Autoportrait devant un chevalet – Vincent Van Gogh

Autoportrait devant un chevalet   Vincent Van Gogh

Parmi les œuvres créatives de Vincent Van Gogh, il existe un certain nombre d’autoportraits, dont chacun se distingue par son originalité et son expérience particulière.

Un exemple de ceci est “l’autoportrait devant un chevalet”, créé par l’artiste en 1888. Actuellement, l’autoportrait est à Amsterdam au Musée Van Gogh.

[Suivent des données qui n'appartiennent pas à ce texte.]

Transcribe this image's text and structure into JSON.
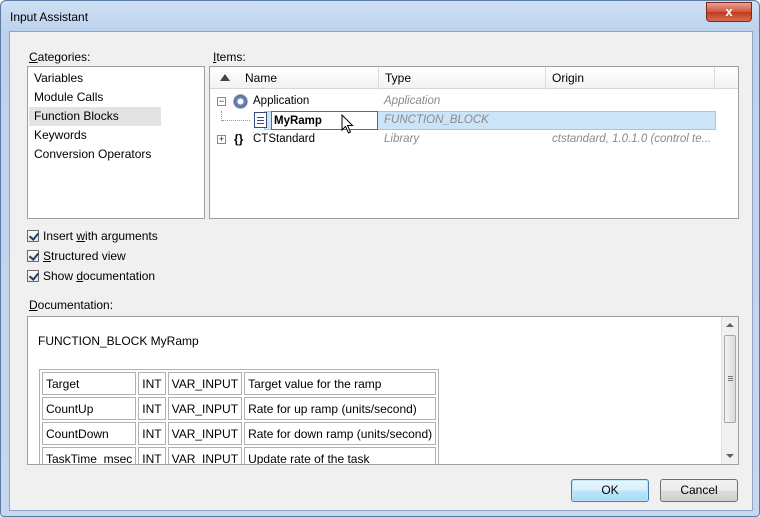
{
  "window": {
    "title": "Input Assistant",
    "close_glyph": "x"
  },
  "categories": {
    "label_prefix": "",
    "label_mnemonic": "C",
    "label_rest": "ategories:",
    "items": [
      {
        "label": "Variables"
      },
      {
        "label": "Module Calls"
      },
      {
        "label": "Function Blocks",
        "selected": true
      },
      {
        "label": "Keywords"
      },
      {
        "label": "Conversion Operators"
      }
    ]
  },
  "items": {
    "label_mnemonic": "I",
    "label_rest": "tems:",
    "columns": {
      "name": "Name",
      "type": "Type",
      "origin": "Origin"
    },
    "rows": [
      {
        "expander": "−",
        "icon": "gear-icon",
        "name": "Application",
        "type": "Application",
        "origin": ""
      },
      {
        "expander": "",
        "icon": "document-icon",
        "name": "MyRamp",
        "type": "FUNCTION_BLOCK",
        "origin": "",
        "selected": true
      },
      {
        "expander": "+",
        "icon": "braces-icon",
        "name": "CTStandard",
        "type": "Library",
        "origin": "ctstandard, 1.0.1.0 (control te..."
      }
    ]
  },
  "options": {
    "insert_with_arguments": {
      "pre": "Insert ",
      "mnemonic": "w",
      "post": "ith arguments",
      "checked": true
    },
    "structured_view": {
      "pre": "",
      "mnemonic": "S",
      "post": "tructured view",
      "checked": true
    },
    "show_documentation": {
      "pre": "Show ",
      "mnemonic": "d",
      "post": "ocumentation",
      "checked": true
    }
  },
  "documentation": {
    "label_mnemonic": "D",
    "label_rest": "ocumentation:",
    "title": "FUNCTION_BLOCK MyRamp",
    "rows": [
      {
        "name": "Target",
        "type": "INT",
        "kind": "VAR_INPUT",
        "desc": "Target value for the ramp"
      },
      {
        "name": "CountUp",
        "type": "INT",
        "kind": "VAR_INPUT",
        "desc": "Rate for up ramp (units/second)"
      },
      {
        "name": "CountDown",
        "type": "INT",
        "kind": "VAR_INPUT",
        "desc": "Rate for down ramp (units/second)"
      },
      {
        "name": "TaskTime_msec",
        "type": "INT",
        "kind": "VAR_INPUT",
        "desc": "Update rate of the task"
      }
    ]
  },
  "buttons": {
    "ok": "OK",
    "cancel": "Cancel"
  }
}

Malgré le choix de l’artiste d’un fond plutôt clair et, pourrait-on dire, blanchi, l’autoportrait a un certain caractère de pondération. Un fond clair enveloppe étroitement la figure de Van Gogh, glissant le long des contours des vêtements

et se confondant presque avec un teint translucide.

La figure entière et l’image entière de l’artiste sont détournées de la lumière et sont dans l’ombre, ce qui donne à l’image une relation complexe ombre-lumière. Le visage de l’artiste est dépeint avec une panne de courant, ce qui donne un état de tension, une concentration extrême et une sorte d’activité intérieure cachée à un observateur inattentif, sérieusement saturé d’impulsions sensorielles de la vie intérieure.

Tout d’abord, les yeux et les yeux de l’artiste sont frappés. Les yeux foncés et profonds semblent s’opposer au fond trop clair de l’image. Ils sont le reflet de quelque chose d’alarmant et de non-dit.

Le fond clair se présente comme une seule tache de couleur unie, une sorte de contrepoids à l’image de l’artiste, brûlant sous la dynamique du trait. Des traits de lignes dynamiques, à l’aide desquels l’apparence et l’essence de l’artiste sont véhiculées, servent à tout et suggèrent que l’image qui nous est présentée est impétueuse et ambiguë.

Les symboles centraux de cette toile peuvent être considérés comme le chevalet, le pinceau et la palette représentés. Il semble qu’en émanant une énergie créatrice invisible qui infecte tout autour de la chaleur des particules colorées par des flux dynamiques rayonnants.

L’autoportrait est compliqué dans sa perception. Sa compréhension unidimensionnelle est incorrecte et primitive, et aucune tentative d’interprétation n’est disponible. La toile rend la perception plus complexe et recherche des sous-textes, tout comme des formules fabuleuses. Les vêtements de l’artiste sont comme un ciel étoilé ou un espace de nuit, qui s’est progressivement rempli d’éclairs de couleur ardente, nets et incontrôlables comme la nature elle-même et l’âme artistique de Vincent Van Gogh.